Recently a colleague said that there was no return on investment (ROI) for Intrapreneurship for large organizations. The financials did not justify the investment. He is both right and wrong. It depends on your perspective.
1. Are you looking at the traditional ROI when 80% of assets were tangible and a majority of the percent increase in GDP was from tangible assets or are you looking at the new reality where 80% of organizations assets are now intangible?
According to the U.S. Bureau of Economic Analysis (BEA) “intangible assets drove 90% of GDP growth between 2000 and 2005.” Intangible assets include investments in research and development, design and development and human capital.
2. Are you looking at human capital as an expense or an investment? Employee salaries make up half of many company’s operating expenses. Investors have been evaluating the worth of companies based on intangible assets for years.
In his article Return on Intangibles Jay Cross says, “Instead of relying on expectations for a stable past, investors began betting on the future.” They are placing bets on human capital – “the know-how and abilities of an organizations people”.
3. Are you investing in people that can be effective in the core business or those that can build new growth businesses? A high potential in the core business is not necessarily a high potential when it comes to building a new business.
In his article The Entrepreneurial Employee, Steve Strauss reminds us that, “The growth of many corporate giants has been achieved by the entrepreneurs within. Think Apple, Google, Intel, Lockheed-Martin and many more.”
4. Are you investing in transformational innovations or product line extensions and enhancements? Most organizations have spent the last decade investing in products and services that were mature or at the end of their life cycle.
According to Accenture, “Fully 64% of the 591 companies – are still focusing largely on line extensions” which translates into low returns and little business value. “Only 20% view their innovations as game changers.”
5. Are you making a distinction between the types of innovations you are developing? The type of innovation impacts key elements of Intrapreneurship – the type of resources, leaders, systems and processes, environment, risk taking and metrics.
Organizations often fail to understand the distinction between different types of innovations and why each of them requires a different set of skills and capabilities.
6. Are your leaders talking about Intrapreneurship but not actually doing anything about it? Intellectually executives understand the importance of being more intrapreneurial but emotionally they have not bought in. They do not have an experience base they can relate to.

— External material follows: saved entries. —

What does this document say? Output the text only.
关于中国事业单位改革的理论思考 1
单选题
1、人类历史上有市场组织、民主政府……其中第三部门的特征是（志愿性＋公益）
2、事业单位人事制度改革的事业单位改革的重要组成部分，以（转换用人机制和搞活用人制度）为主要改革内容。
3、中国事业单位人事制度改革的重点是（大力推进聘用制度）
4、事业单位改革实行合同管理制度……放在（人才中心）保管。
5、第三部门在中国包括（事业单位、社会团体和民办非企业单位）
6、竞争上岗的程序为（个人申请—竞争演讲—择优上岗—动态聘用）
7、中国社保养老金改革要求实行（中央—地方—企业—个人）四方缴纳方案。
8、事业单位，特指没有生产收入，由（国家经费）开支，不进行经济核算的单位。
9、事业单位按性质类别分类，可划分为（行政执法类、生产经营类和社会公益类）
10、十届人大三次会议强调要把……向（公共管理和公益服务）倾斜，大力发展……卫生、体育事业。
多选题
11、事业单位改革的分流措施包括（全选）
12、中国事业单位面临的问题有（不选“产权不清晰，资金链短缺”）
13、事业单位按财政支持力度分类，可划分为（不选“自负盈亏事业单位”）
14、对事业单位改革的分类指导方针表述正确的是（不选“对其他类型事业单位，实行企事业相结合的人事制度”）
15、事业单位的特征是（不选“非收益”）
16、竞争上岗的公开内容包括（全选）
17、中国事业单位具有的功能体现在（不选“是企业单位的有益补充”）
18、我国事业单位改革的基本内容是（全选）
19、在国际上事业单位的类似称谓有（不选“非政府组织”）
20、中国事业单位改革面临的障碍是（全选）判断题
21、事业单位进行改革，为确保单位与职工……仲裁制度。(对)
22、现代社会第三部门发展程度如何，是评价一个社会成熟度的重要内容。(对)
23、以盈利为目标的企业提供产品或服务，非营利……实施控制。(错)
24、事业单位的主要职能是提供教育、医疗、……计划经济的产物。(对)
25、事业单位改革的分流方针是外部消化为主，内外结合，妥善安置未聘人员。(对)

In the article It Sounds Great in Theory, Susan Mazza says “It is only when you take action that you can begin to observe the gap between what you think you know and understand and what you actually know.” Intrapreneurship is an intellectual and emotional experience. It’s all about the experience.
The academic world has found that there is an ROI for Intrapreneurship – higher levels of productivity, engagement, innovation and financial performance. The business world is more skeptical.
Many organizations are concerned that the risks of implementing Intrapreneurship outweigh the benefits. Financial risk is the most obvious but perhaps the bigger risks are not so obvious. There is the risk of losing some of your best and brightest employees, a risk to your reputation and competitive position in the marketplace – the very things that create value today.
Intrapreneurship is a way of thinking and acting. It’s a mindset, a competence, a way of being. It’s how you see the world – the old world and the new world.
It really depends on your perspective. What do you think! Is there an ROI for Intrapreneurship?